Titolo della tesi: Role of CD28 in the regulation of IL-17A expression and in the modulation of the metabolic programs regulating pro-inflammatory T cell functions in Multiple Sclerosis
The immunopathogenesis of Multiple Sclerosis (MS) depends on the expansion of specific inflammatory T cell subsets, which are key effectors of tissue damage and demyelination. Several studies have evidenced that Th17 cells and IL-17-producing cells strongly contribute in initiating the autoimmune responses against components of the central nervous system. Therefore, the characterization of the mechanisms and molecules regulating IL-17 production and IL-17 producing cell amplification and functions could represent an important goal of the ongoing research in MS. CD28 is an important costimulatory receptor for T lymphocytes that, in humans, may deliver TCR-independent signal leading to the up-regulation of IL-17A expression in peripheral CD4+ T lymphocytes from MS patients. In this work, we characterized the mechanisms and signalling mediators responsible for CD28-induced IL-17A expression. We found that CD28-mediated up-regulation of IL- 17A was dependent on IL-6- associated STAT3 and RelA/NF-kB transcription factors, which following CD28 stimulation bind specific sequences on the IL-17A promoter, thus inducing its expression.

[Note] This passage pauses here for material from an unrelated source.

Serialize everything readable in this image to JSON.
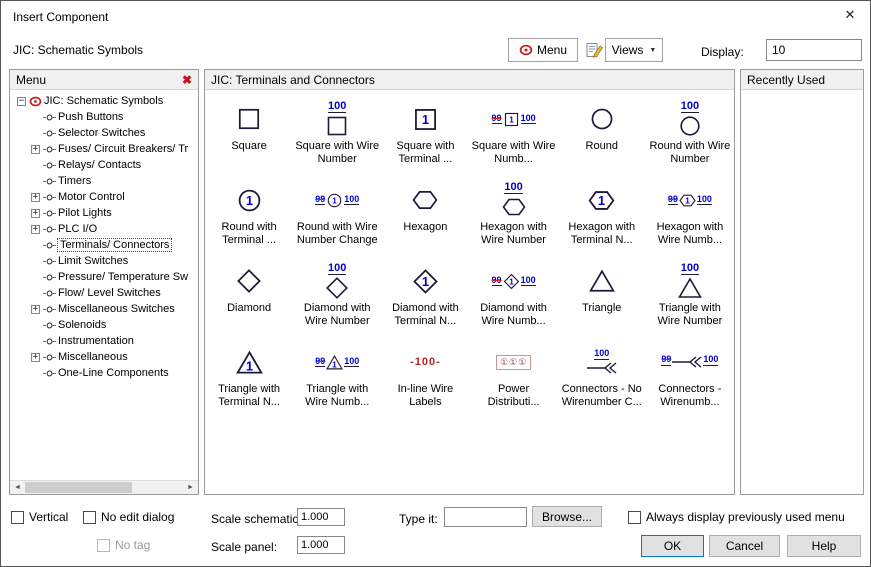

Emerging studies also evidenced that a reprogramming of T cell metabolism regulates specific pro-inflammatory T cell responses and amplifies Th17 cells in MS. Starting from these evidences, we also characterized the involvement of CD28 and associated signalling mediators in the modulation of the metabolic programs regulating pro- inflammatory T cell functions in MS. Our data evidenced that CD28 stimulation up-regulates glycolysis by promoting the increase of c-myc and the glucose transporter, Glut1, in CD4+ T cells from relapsing- remitting (RR) MS patients. CD28-induced increase of glycolysis was required for the up-regulation of pro-inflammatory cytokines, as demonstrated by the strong inhibition exerted by a glycolysis inhibitor. By using specific inhibitory drugs, we also identified phosphatidylinositol 3 kinase (PI3K) as the critical regulator of CD28 proinflammatory and metabolic functions. These data suggest that CD28 may provide TCR- independent signals modulating the metabolic processes associated to specific pro-inflammatory T cell responses in MS.